Por ter passado as últimas quinze primaveras da sua existência como eremita na Serra da Arrábida, imaginamos Frei Agostinho da Cruz (1540-1619) caminhando pelas montanhas e retornando a casa para redigir poesia mística. Porém, essa não era sua única atividade. Até mesmo os eremitas necessitavam de colher frutos, aparar a barba e eliminar resíduos. Ao conceber o labor dos poetas, frequentemente desconsideramos essas ocupações, preferindo crer que o contato com a natureza é que inspira os versos de maior qualidade.
Atualmente, acredita-se que a maior parte da obra poética de Frei Agostinho tenha sido composta antes de suas caminhadas pela Serra da Arrábida. O que sabemos genericamente sobre a trajetória de um poeta influencia, no entanto, a forma como analisamos sua poesia. Assim, quando em uma elegia Agostinho se coloca a fazer indagações “ao mar, às ondas, aos rochedos”, somos levados a registrar os ecos da serra fatal, mesmo que ele ainda não tivesse pisado lá; e não consideramos, por exemplo, que suas indagações às ondas pudessem remeter a versos abstratos de poetas do interior.
Mesmo ao imaginar Frei Agostinho passeando pela natureza e travando diálogos, a logística dessa conversa não parece simples. A natureza nunca responde aos poetas, nem a ninguém. A mais bela elegia de Frei Agostinho aborda exatamente essa questão: pode haver poesia gerada por “coisas mudas dialogando”? Inicialmente, temos uma versão edificante: “Se pelejo, se grito, se contenho / Com armas, com razões, com argumentos, / Elas só com calar ficam vencendo.” Nessa abordagem, contra a mudez das “coisas mudas” não há razões; e a natureza prevalece sobre tudo.
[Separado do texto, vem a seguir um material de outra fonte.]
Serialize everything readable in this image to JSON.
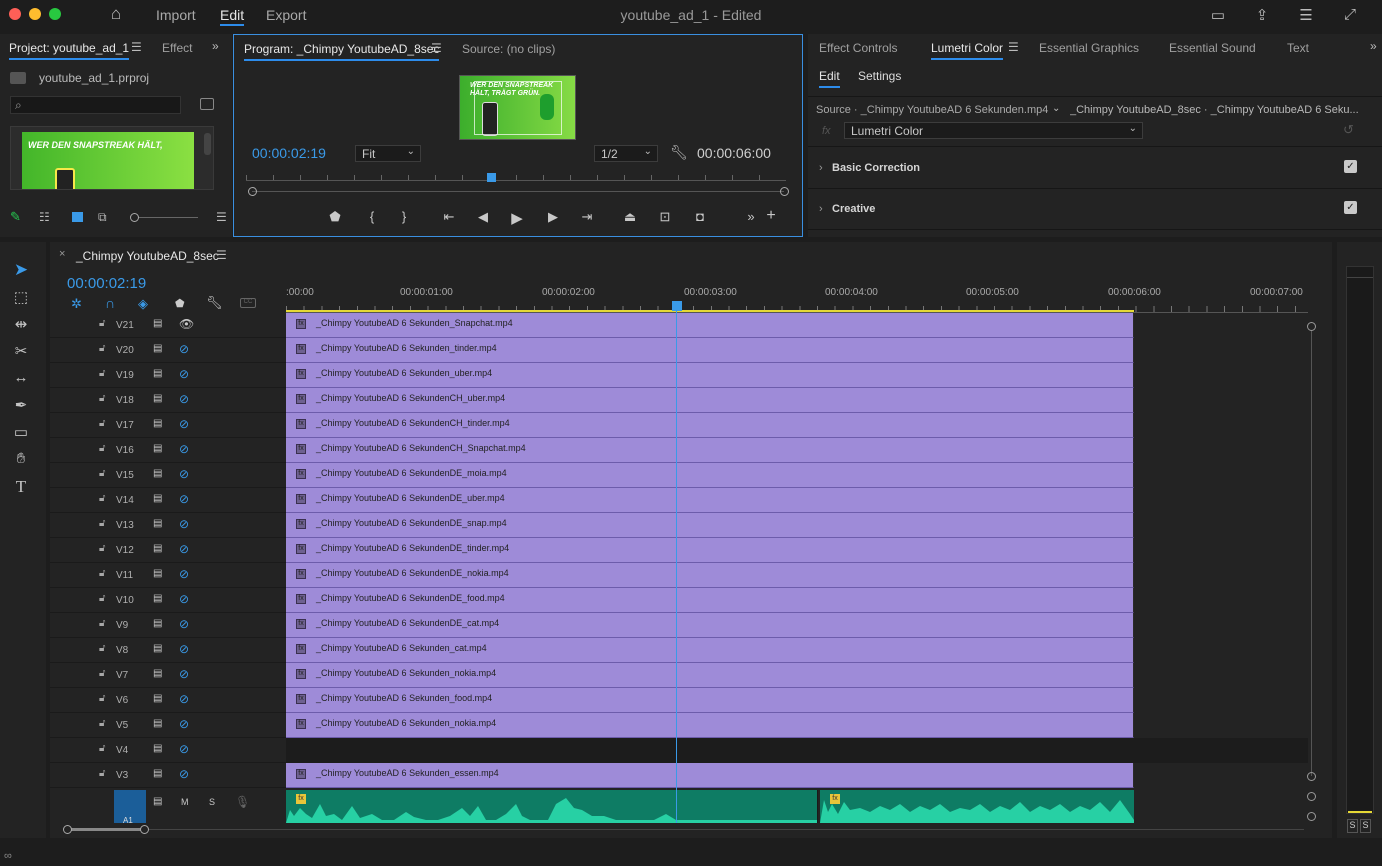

Entretanto, o poema chega a uma conclusão diferente. Indignado com a temática de sua poesia, Agostinho afirma, “Fico fora de mim, fico corrido / De ver sobre que fiz meus fundamentos” (o termo “corrido” queria nesta época significar quase o mesmo que ‘envergonhado’). Essa vergonha poderá ter envergonhado o poeta da natureza; e compreende-se seu estado de fora de si: apesar de sua maestria técnica, há uma espécie de mania na ideia de arrancar “mil segredos” da natureza, de tentar, como ele escreve, recortar “letras primeiras . . . / Nos pés de outros mais verdes arvoredos.”
Não se sabe quais arvoredos são esses; e na metáfora percebe-se o ferro forjado. Contudo, a vergonha de quem foi flagrado extraindo poemas da natureza, como alguém surpreendido a remover um dente do siso, é sintoma de uma outra realidade. Os filósofos denominam isso de vergonha epistémica: o desconforto de quem se deu conta de que aquilo em que confiava não era seguro. Frei Agostinho da Cruz não precisou ir à Arrábida para perceber que temos demasiada fé na natureza. Seu poema sustenta que da natureza não provém nem bom vento nem bom alicerce; mas, sendo uma elegia, não deixa de lamentar um pouco essa perda de confiança.